By strongly opposing itself to the rule of Movimiento al Socialismo, Santa Cruz’s situation shows the fragility of the rule of law in Bolivia. The United Nations highlights that rule of law plays an integral role in the development of countries and the reduction of poverty as poverty often arises from “disempowerment, exclusion and discrimination.” The rule of law upholds the voices of the people, safeguards democracy and ensures the protection of human rights.
A History of Protests
Santa Cruz’s governor Luis Camacho announced that the capital of the municipality could freeze for 48 hours starting August 8 until President Luis Arce agreed to discuss an earlier census date. As the largest city in Bolivia and its economic center, estimates indicate that each day of the shutdown will equate to an economic loss of $33 million, leading to accusations of crippling the economy for political gain. Alongside the economic problems caused by the protest, there have been reports of violence from those in favor and against the shutdown, with mayor Jhonny Fernández’s home coming under attack.

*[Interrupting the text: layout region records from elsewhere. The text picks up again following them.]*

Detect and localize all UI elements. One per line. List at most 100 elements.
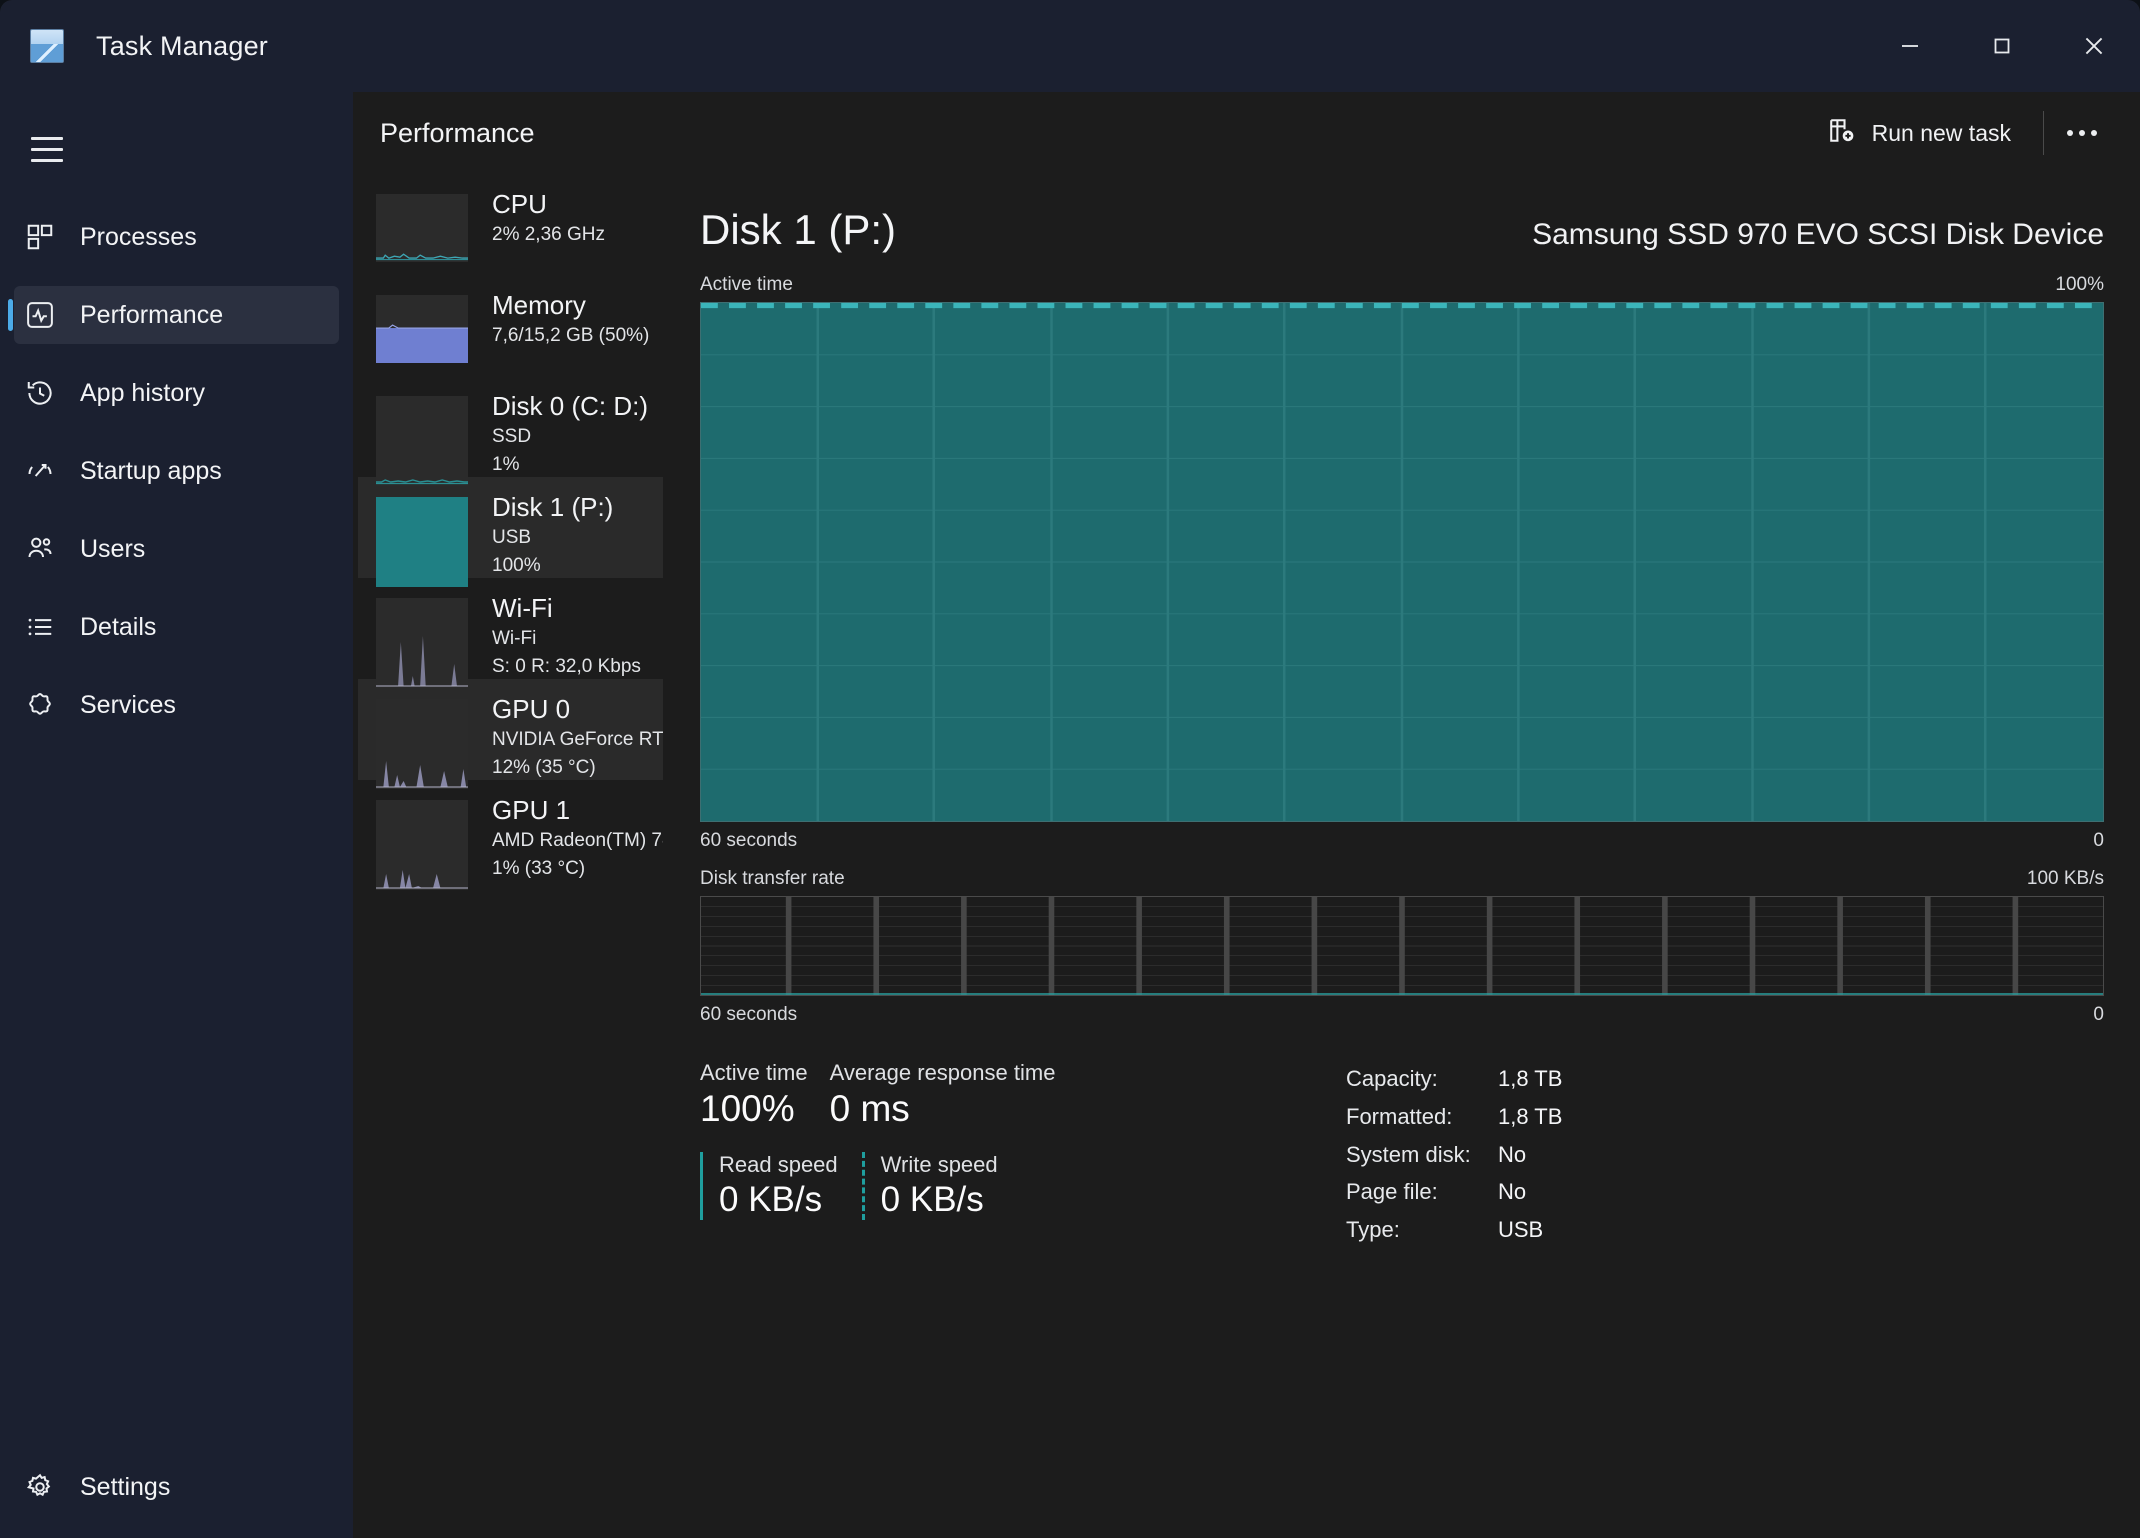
task-manager-window: Task Manager Processes Performance App h… bbox=[0, 0, 2140, 1538]
transfer-graph-x-right: 0 bbox=[2093, 1004, 2104, 1025]
hamburger-icon[interactable] bbox=[8, 110, 86, 188]
resource-item-gpu-1[interactable]: GPU 1 AMD Radeon(TM) 780M 1% (33 °C) bbox=[358, 780, 663, 890]
resource-sub2: 1% bbox=[492, 454, 520, 476]
stat-value: 0 KB/s bbox=[880, 1180, 984, 1219]
gpu1-mini-graph bbox=[376, 800, 468, 890]
resource-sub1: SSD bbox=[492, 426, 532, 448]
sidebar-item-label: Processes bbox=[80, 222, 197, 251]
resource-sub1: USB bbox=[492, 527, 532, 549]
processes-icon bbox=[14, 222, 66, 252]
property-value: 1,8 TB bbox=[1498, 1066, 1563, 1091]
stat-active-time: Active time 100% bbox=[700, 1060, 808, 1130]
title-bar: Task Manager bbox=[0, 0, 2140, 92]
maximize-button[interactable] bbox=[1956, 0, 2048, 92]
stat-label: Read speed bbox=[719, 1152, 838, 1177]
task-manager-icon bbox=[30, 29, 64, 63]
property-key: Formatted: bbox=[1346, 1103, 1453, 1129]
resource-item-wifi[interactable]: Wi-Fi Wi-Fi S: 0 R: 32,0 Kbps bbox=[358, 578, 663, 688]
sidebar-item-app-history[interactable]: App history bbox=[14, 364, 339, 422]
resource-item-cpu[interactable]: CPU 2% 2,36 GHz bbox=[358, 174, 663, 275]
resource-name: GPU 1 bbox=[492, 795, 571, 825]
resource-sub2: 100% bbox=[492, 555, 541, 577]
sidebar-item-label: Services bbox=[80, 690, 176, 719]
property-value: No bbox=[1498, 1179, 1527, 1205]
close-button[interactable] bbox=[2048, 0, 2140, 92]
stat-average-response-time: Average response time 0 ms bbox=[830, 1060, 1056, 1130]
property-row: System disk: No bbox=[1346, 1136, 1562, 1174]
detail-device-name: Samsung SSD 970 EVO SCSI Disk Device bbox=[1532, 218, 2104, 251]
details-icon bbox=[14, 612, 66, 642]
resource-item-memory[interactable]: Memory 7,6/15,2 GB (50%) bbox=[358, 275, 663, 376]
property-value: USB bbox=[1498, 1217, 1544, 1243]
run-new-task-button[interactable]: Run new task bbox=[1813, 106, 2025, 161]
sidebar-item-details[interactable]: Details bbox=[14, 598, 339, 656]
stats-left-column: Active time 100% Average response time 0… bbox=[700, 1060, 1340, 1249]
memory-mini-graph bbox=[376, 295, 468, 363]
resource-item-disk-0[interactable]: Disk 0 (C: D:) SSD 1% bbox=[358, 376, 663, 486]
transfer-graph-axis-top: Disk transfer rate 100 KB/s bbox=[700, 868, 2104, 890]
resource-name: GPU 0 bbox=[492, 694, 571, 724]
disk1-mini-graph bbox=[376, 497, 468, 587]
run-new-task-label: Run new task bbox=[1871, 119, 2011, 146]
page-header: Performance Run new task bbox=[353, 92, 2140, 174]
detail-title: Disk 1 (P:) bbox=[700, 206, 897, 253]
stat-value: 100% bbox=[700, 1088, 795, 1129]
sidebar-item-label: Users bbox=[80, 534, 146, 563]
sidebar-item-label: Performance bbox=[80, 300, 224, 329]
resource-name: Disk 1 (P:) bbox=[492, 492, 614, 522]
resource-item-gpu-0[interactable]: GPU 0 NVIDIA GeForce RTX 40 12% (35 °C) bbox=[358, 679, 663, 789]
wifi-mini-graph bbox=[376, 598, 468, 688]
detail-panel: Disk 1 (P:) Samsung SSD 970 EVO SCSI Dis… bbox=[678, 174, 2140, 1538]
sidebar-item-services[interactable]: Services bbox=[14, 676, 339, 734]
services-icon bbox=[14, 690, 66, 720]
sidebar: Processes Performance App history Startu… bbox=[0, 92, 353, 1538]
gear-icon bbox=[14, 1472, 66, 1502]
performance-icon bbox=[14, 300, 66, 330]
sidebar-item-startup-apps[interactable]: Startup apps bbox=[14, 442, 339, 500]
transfer-graph-max: 100 KB/s bbox=[2026, 868, 2104, 889]
transfer-graph-axis-bottom: 60 seconds 0 bbox=[700, 1004, 2104, 1026]
resource-info: CPU 2% 2,36 GHz bbox=[492, 189, 605, 247]
stats-section: Active time 100% Average response time 0… bbox=[700, 1060, 2104, 1249]
resource-sub1: 2% 2,36 GHz bbox=[492, 224, 605, 246]
resource-sub2: 1% (33 °C) bbox=[492, 858, 586, 880]
resource-item-disk-1[interactable]: Disk 1 (P:) USB 100% bbox=[358, 477, 663, 587]
sidebar-item-users[interactable]: Users bbox=[14, 520, 339, 578]
sidebar-item-processes[interactable]: Processes bbox=[14, 208, 339, 266]
sidebar-item-settings[interactable]: Settings bbox=[14, 1458, 339, 1516]
sidebar-nav: Processes Performance App history Startu… bbox=[0, 208, 353, 734]
more-options-icon[interactable] bbox=[2054, 109, 2110, 157]
resource-info: GPU 0 NVIDIA GeForce RTX 40 12% (35 °C) bbox=[492, 694, 663, 781]
resource-sub2: S: 0 R: 32,0 Kbps bbox=[492, 656, 641, 678]
property-row: Page file: No bbox=[1346, 1173, 1562, 1211]
sidebar-item-performance[interactable]: Performance bbox=[8, 286, 339, 344]
resource-sub2: 12% (35 °C) bbox=[492, 757, 596, 779]
resource-sub1: NVIDIA GeForce RTX 40 bbox=[492, 729, 663, 751]
stat-label: Active time bbox=[700, 1060, 808, 1085]
header-actions: Run new task bbox=[1813, 106, 2110, 161]
active-graph-max: 100% bbox=[2055, 274, 2104, 295]
disk0-mini-graph bbox=[376, 396, 468, 486]
sidebar-item-label: Settings bbox=[80, 1472, 171, 1501]
resource-list[interactable]: CPU 2% 2,36 GHz Memory 7,6/15,2 GB (50%) bbox=[358, 174, 663, 1538]
resource-info: Disk 1 (P:) USB 100% bbox=[492, 492, 614, 579]
startup-icon bbox=[14, 456, 66, 486]
property-key: Capacity: bbox=[1346, 1066, 1438, 1091]
minimize-button[interactable] bbox=[1864, 0, 1956, 92]
property-key: Page file: bbox=[1346, 1179, 1438, 1205]
resource-name: Memory bbox=[492, 290, 586, 320]
resource-info: Wi-Fi Wi-Fi S: 0 R: 32,0 Kbps bbox=[492, 593, 641, 680]
property-value: 1,8 TB bbox=[1498, 1103, 1563, 1129]
stats-top-row: Active time 100% Average response time 0… bbox=[700, 1060, 1340, 1130]
resource-info: Disk 0 (C: D:) SSD 1% bbox=[492, 391, 648, 478]
resource-info: Memory 7,6/15,2 GB (50%) bbox=[492, 290, 649, 348]
active-graph-x-label: 60 seconds bbox=[700, 830, 798, 851]
property-key: Type: bbox=[1346, 1217, 1400, 1243]
active-graph-label: Active time bbox=[700, 274, 793, 295]
resource-sub1: Wi-Fi bbox=[492, 628, 537, 650]
page-title: Performance bbox=[380, 117, 535, 148]
property-row: Capacity: 1,8 TB bbox=[1346, 1060, 1562, 1098]
stat-label: Average response time bbox=[829, 1060, 1056, 1085]
active-graph-x-right: 0 bbox=[2093, 830, 2104, 851]
sidebar-item-label: App history bbox=[80, 378, 206, 407]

This is not a temporary issue either. Santa Cruz has undergone numerous shutdowns in previous years, dating all the way back to the nationwide shutdown in 2019 over ex-President Evo Morales’ alleged fraudulent election victory. As recently as July 2022, protestors spoke out against Movimiento al Socialismo’s imprisonment of many opposition members. Among the imprisoned is former President Jeanine Añez whose interim presidency was upheld by the Bolivian Constitutional Court prior to her condemnation.
Hope for Resolution
Although these incidents point to the fragility of the rule of law in Bolivia, there is strong hope for a resolution to the conflict. President Arce agreed to revisit the 2023 census’ date with delegates from Santa Cruz, an important step toward reconciliation between Movimiento al Socialismo and Santa Cruz’s opposition government. Another promising feature of the shutdown is that despite sporadic violence, both the central government and Santa Cruz’s mayor have called for a peaceful resolution with dialogue from all sides.
Additionally, foreign nonprofits, governments and organizations form an active part of the efforts to strengthen Bolivia’s fragile political situation. In 2019, the Organization of American States and the European Union reviewed Bolivia’s election results, reporting possible instances of electoral fraud. In 2020, with oversight once again, Bolivia held an election with a fair democratic process in place.
To safeguard democracy and the rule of law, the International Republican Institute works to strengthen “democracy and freedom” and “guide politicians to be responsive to citizens” while “[motivating] people to engage in the political process.” In Bolivia specifically, the IRI aims to “support free and fair elections, democratic institutions and local government, civil society capacity building, and efforts to promote peacebuilding and reconciliation.”
In the Declaration of the High-level Meeting on the Rule of Law, states stressed that “the rule of law at the national and international levels is essential for sustained and inclusive economic growth, sustainable development, the eradication of poverty and hunger and the full realization of all human rights and fundamental freedoms, including the right to development, all of which in turn reinforce the rule of law.”
Ultimately, fragility remains a key issue for the rule of law in Bolivia, but both local and federal governments are showing a desire to prevent violence and enforce institutional authority. The rejections of violence by Governor Camacho and President Arce indicate that although there are differences between the states and the Bolivian government, there is also a willingness to bring issues like the census to an amicable resolution to strengthen the rule of law in Bolivia.